On High Holy Days tradition-conscious women in the Wilder Kaiser wear the Kasettl, a special festival costume of the region, at least over two centuries old. When women in the Wilder Kaiser don their Kasettl, some parts or accessories are indeed from that time. These precious dresses and the hats and decorative items which go with them, are handed down from generation to generation, and are kept as cherished possessions. "Tradition is passing on the flame, not worshipping the ashes", says Elisabeth Bliem. Söll's local farmer matriarch is all the more delighted that in the village more than seventy women are wearing the Kasettl again and thereby reflecting on their own culture and centuries-old customs.
It is on all High Holy Days in particular, such as 'Hohe Frauentag' on 15th August, processions for the harvest festival, funerals or weddings, that the Kasettl is worn. Elisabeth Bliem for example married in the costume and has remained an enthusiastic Kasettl wearer. Even if the costume - the name Kasettl derives from corset - is tight and also has its pitfalls. You cannot move your head freely. You have to keep it up straight, just as men who wore top hats used to do. However, standing up straight looks very good - ultimately you wear a Kasettl with pride.
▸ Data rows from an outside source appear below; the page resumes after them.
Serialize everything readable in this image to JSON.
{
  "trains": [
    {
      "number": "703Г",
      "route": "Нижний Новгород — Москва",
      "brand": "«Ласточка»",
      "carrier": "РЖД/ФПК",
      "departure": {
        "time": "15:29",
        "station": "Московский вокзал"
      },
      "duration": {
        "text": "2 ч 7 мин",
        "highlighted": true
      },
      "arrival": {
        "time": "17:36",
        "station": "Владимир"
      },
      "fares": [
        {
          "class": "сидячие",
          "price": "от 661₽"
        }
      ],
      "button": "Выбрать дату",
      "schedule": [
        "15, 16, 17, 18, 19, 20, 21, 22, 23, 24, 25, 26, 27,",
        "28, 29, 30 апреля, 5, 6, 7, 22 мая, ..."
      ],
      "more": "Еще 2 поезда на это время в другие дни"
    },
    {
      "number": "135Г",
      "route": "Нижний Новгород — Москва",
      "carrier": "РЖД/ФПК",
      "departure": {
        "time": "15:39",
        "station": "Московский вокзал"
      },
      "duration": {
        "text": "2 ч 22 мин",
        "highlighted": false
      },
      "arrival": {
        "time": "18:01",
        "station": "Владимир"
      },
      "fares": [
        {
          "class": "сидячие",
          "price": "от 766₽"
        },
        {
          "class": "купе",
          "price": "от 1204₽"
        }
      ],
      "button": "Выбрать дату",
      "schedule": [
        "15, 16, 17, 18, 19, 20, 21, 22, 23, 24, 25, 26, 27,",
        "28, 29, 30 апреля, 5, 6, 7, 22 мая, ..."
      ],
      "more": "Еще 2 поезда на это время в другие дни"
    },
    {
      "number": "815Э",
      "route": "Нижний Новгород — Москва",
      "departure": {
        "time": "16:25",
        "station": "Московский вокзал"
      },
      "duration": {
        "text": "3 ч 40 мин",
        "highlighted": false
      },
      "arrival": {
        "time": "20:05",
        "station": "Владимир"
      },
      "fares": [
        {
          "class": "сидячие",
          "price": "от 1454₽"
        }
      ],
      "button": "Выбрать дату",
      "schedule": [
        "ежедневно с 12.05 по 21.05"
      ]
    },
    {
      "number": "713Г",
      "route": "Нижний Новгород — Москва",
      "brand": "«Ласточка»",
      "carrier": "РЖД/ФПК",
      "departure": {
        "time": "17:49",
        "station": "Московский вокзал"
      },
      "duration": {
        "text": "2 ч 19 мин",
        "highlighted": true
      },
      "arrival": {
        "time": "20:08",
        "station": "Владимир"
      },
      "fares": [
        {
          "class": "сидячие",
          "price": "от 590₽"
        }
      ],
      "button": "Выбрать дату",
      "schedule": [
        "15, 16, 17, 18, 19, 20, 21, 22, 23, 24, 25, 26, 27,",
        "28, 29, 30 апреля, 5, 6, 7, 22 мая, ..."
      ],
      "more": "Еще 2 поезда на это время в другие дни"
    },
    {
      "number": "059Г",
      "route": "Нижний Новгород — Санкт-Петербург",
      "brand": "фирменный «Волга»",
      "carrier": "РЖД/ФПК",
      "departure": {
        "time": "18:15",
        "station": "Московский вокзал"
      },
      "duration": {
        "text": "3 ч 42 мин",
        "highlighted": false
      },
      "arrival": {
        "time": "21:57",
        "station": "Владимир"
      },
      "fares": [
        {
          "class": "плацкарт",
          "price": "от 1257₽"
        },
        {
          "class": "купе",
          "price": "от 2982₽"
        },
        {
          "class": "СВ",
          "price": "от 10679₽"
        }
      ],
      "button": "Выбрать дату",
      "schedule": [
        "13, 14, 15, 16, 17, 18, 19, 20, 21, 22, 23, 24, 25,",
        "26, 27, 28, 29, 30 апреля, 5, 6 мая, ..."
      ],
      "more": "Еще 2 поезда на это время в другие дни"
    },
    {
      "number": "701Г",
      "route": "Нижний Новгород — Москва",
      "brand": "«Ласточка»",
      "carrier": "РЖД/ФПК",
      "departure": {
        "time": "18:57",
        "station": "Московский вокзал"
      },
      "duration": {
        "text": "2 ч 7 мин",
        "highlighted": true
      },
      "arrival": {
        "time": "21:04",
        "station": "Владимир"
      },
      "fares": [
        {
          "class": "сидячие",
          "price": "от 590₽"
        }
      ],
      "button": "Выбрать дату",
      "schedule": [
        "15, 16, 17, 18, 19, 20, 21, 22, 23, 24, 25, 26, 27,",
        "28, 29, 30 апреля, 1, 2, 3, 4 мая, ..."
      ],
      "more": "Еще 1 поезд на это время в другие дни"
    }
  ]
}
In addition to the hat with its sumptuous gold tassels and the almost full-length ribbons, other accessories are a part of the Kasettl - for instance the neck band with its extra wide centre section and the hair slide. Floral decoration should of course also feature. There are very few dressmakers and hat makers who know how the proper Kasettl skirt and hat are made. As long as there are women like Elisabeth Bliem, who wear this costume for pleasure and as an act of conviction, this piece of regional tradition will certainly stay alive and well.